La lutte commune contre la fraude qui touche l'aide au développement est au centre d'un accord de coopération, signé aujourd'hui à Bruxelles, entre l'Office européen de lutte antifraude (OLAF) et la vice-présidence de la Banque mondiale chargée des questions de déontologie institutionnelle (Integrity Vice-Presidency). La Banque mondiale administre pour le compte de l'Union européenne des fonds qui représentent des montants considérables. Cet accord permettra aux enquêteurs des services antifraude et anticorruption des deux institutions d'unir leurs forces plus efficacement pour protéger les crédits consacrés à l'aide aux plus démunis, ainsi que pour œuvrer dans d'autres secteurs relevant de leurs compétences.

À l'occasion de la signature de l'accord de coopération, le directeur général de l'OLAF, M. Franz-Hermann Brüner, a déclaré: «L'Union européenne et ses États membres sont, dans le monde, les principaux donateurs en matière d'aide au développement. Nous devons collaborer aussi étroitement que possible avec les services d'enquête des autres donateurs à l'échelle mondiale afin d'empêcher les fraudeurs de détourner l'aide internationale.» Il a ajouté: «La vice-présidence Integrity de la Banque mondiale chargée de la déontologie institutionnelle est un partenaire essentiel pour l'OLAF compte tenu de sa vaste expérience dans le domaine de la lutte contre la fraude et la corruption et au vu des montants d'aide considérables qu'administre la Banque mondiale pour le compte de l'UE». M. Leonard McCarthy, Integrity vice-président chargé de la déontologie institutionnelle pour le groupe de la Banque mondiale, a quant à lui déclaré: «La Banque mondiale est une source essentielle d'assistance technique et financière pour les pays en développement dans le monde entier.
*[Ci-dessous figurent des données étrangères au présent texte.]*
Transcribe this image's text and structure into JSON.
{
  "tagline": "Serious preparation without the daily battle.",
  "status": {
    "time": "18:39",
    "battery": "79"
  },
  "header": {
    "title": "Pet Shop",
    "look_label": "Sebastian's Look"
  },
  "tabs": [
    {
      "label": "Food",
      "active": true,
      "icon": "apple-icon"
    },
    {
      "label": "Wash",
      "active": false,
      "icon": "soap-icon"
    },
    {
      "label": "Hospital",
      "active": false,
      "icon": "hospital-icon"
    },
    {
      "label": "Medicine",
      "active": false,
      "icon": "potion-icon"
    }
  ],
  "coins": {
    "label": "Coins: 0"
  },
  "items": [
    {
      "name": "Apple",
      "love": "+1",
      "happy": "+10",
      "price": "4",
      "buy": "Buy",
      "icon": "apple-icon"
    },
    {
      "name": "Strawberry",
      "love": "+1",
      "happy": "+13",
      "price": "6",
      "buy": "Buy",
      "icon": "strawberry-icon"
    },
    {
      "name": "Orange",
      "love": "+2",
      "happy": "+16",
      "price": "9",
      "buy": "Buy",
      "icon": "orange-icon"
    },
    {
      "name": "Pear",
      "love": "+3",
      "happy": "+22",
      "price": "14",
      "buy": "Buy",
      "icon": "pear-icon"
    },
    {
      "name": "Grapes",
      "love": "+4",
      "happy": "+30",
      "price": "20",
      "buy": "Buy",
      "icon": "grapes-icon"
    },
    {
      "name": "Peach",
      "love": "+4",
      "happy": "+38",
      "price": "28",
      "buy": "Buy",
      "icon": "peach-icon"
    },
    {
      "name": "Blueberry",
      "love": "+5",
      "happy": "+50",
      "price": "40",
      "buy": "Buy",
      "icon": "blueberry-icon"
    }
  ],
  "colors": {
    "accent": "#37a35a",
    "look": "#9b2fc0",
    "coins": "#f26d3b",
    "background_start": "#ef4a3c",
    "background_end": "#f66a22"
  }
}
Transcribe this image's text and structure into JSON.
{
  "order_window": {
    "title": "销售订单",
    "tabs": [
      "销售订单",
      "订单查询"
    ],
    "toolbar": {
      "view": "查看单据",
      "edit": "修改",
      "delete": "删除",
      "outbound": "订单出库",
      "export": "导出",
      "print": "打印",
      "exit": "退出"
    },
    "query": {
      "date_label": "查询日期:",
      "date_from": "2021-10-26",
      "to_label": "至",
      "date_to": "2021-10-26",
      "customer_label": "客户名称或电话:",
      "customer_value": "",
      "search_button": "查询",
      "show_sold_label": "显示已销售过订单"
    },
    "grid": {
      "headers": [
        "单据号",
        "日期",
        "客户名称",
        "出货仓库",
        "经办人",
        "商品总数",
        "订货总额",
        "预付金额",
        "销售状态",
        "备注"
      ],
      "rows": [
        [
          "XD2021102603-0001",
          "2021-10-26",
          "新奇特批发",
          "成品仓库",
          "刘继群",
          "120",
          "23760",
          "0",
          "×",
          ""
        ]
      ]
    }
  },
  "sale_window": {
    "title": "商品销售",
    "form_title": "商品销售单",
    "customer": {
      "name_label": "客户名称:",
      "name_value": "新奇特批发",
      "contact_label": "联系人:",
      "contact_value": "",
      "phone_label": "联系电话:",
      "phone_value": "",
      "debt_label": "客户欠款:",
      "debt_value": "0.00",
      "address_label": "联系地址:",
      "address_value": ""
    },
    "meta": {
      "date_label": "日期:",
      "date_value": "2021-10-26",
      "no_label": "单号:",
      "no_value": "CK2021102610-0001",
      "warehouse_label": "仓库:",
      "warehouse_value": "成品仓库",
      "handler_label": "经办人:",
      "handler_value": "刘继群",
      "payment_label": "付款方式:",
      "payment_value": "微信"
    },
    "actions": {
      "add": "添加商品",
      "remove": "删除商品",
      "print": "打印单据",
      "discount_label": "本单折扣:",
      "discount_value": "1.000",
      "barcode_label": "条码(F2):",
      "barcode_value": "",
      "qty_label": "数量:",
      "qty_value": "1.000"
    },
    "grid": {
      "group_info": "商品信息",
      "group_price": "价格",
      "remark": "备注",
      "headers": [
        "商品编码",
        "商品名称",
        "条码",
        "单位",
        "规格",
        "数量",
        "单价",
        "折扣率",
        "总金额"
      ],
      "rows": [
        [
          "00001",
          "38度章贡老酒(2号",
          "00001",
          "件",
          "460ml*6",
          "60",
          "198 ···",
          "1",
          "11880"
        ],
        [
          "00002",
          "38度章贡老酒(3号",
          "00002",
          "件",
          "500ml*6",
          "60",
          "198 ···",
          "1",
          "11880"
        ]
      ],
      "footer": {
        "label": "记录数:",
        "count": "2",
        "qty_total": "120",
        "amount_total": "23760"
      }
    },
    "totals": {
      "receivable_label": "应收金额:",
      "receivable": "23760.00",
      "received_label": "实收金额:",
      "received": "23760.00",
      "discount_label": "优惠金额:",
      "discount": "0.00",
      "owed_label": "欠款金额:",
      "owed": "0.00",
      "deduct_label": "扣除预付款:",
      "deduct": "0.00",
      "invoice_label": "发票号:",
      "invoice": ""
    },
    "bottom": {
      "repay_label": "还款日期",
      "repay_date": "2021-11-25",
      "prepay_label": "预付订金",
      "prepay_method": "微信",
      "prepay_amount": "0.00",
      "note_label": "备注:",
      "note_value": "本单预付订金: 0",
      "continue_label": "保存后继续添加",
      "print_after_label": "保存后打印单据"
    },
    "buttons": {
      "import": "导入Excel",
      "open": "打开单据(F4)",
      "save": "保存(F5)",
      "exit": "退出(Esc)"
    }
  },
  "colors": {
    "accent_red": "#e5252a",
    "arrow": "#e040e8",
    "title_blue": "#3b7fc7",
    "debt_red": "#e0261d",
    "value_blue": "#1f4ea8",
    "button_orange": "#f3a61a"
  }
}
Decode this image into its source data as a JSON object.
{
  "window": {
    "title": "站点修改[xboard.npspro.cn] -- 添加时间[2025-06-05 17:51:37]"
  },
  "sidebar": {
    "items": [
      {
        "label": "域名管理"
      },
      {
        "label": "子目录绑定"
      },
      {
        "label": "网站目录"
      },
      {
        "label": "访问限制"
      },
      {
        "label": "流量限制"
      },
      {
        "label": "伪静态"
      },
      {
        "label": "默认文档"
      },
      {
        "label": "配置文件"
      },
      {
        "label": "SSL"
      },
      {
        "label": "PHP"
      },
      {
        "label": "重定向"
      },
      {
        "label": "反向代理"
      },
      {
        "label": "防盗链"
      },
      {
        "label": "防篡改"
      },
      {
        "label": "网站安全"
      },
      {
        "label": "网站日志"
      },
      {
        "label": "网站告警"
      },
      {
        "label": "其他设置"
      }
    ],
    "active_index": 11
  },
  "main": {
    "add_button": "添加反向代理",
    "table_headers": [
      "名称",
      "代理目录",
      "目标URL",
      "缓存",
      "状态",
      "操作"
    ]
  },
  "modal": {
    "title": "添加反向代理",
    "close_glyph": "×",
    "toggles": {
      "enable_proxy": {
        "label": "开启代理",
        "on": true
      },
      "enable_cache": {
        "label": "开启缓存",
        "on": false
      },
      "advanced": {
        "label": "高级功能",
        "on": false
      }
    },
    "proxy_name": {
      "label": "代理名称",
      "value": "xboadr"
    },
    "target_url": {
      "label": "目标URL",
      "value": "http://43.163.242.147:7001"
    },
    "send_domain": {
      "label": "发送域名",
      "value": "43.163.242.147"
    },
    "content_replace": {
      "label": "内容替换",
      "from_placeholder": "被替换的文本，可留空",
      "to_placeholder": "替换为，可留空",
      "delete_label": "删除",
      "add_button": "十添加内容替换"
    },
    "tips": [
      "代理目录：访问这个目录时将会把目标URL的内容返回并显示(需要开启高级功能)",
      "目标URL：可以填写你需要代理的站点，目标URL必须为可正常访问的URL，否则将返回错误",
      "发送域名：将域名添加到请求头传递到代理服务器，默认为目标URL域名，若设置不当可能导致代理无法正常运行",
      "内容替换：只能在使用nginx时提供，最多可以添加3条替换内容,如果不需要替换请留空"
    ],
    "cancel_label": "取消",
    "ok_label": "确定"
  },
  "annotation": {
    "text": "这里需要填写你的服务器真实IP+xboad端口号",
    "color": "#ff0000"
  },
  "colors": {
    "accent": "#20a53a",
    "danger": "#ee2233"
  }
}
Grâce à notre accord avec l'OLAF, nos enquêteurs et spécialistes de la prévention pourront unir leurs forces en agissant contre ceux qui détournent les aides. En raison de l'actuelle crise économique et financière, il est d'une importance primordiale que les agences collaborent pour réduire l'incidence des actes illicites dans le développement international.»

L'accord conclu entre l'OLAF et la vice-présidence chargée de la déontologie institutionnelle (Integrity Vice-Presidency – INT) de la Banque mondiale permettra aux services d'enquête d'œuvrer dans une meilleure synergie, en collaborant plus étroitement et plus efficacement sur toute la palette de leurs compétences, non seulement dans la lutte contre la fraude aux aides mais aussi dans le domaine des activités anticorruption. Pour ce faire, ils mèneront des enquêtes conjointes lorsque les intérêts communs de l'UE et de la Banque mondiale seront en cause. Dans le cadre des règles et dispositions législatives qui régissent les activités de l'OLAF et de l'INT, l'accord prévoit l'échange d'informations et de renseignements. Un autre objectif est de déterminer comment harmoniser les normes, trouver des définitions communes et cerner les meilleures pratiques et procédures dans le domaine des enquêtes.
Du point de vue de l'Union européenne, ces modalités de coopération entre l'OLAF et l'INT revêtent une importance particulière dans le domaine de l'aide au développement. En plus de sa participation à de nombreux projets communs, la Banque mondiale administre pour le compte de l'UE des fonds qui représentent des montants considérables. Une coopération renforcée entre les services d'enquête des deux institutions contribuera à protéger ces fonds au maximum.

Contexte

vice-présidence chargée des questions de déontologie institutionnelle (INT) joue un rôle capital dans la stratégie en matière de gouvernance et de lutte anti corruption du groupe de la Banque mondiale, visant à offrir une protection contre la corruption, à intégrer, sur le plan opérationnel, la déontologie au niveau des projets et à aider les pays clients à renforcer les politiques de gouvernance. À la suite des enquêtes menées au sujet des allégations de fraude et de corruption dans des opérations financées par le groupe de la Banque, 355 entreprises ou personnes ont été exclues de toute participation aux appels d'offres concernant les marchés qui seront financés par la Banque mondiale.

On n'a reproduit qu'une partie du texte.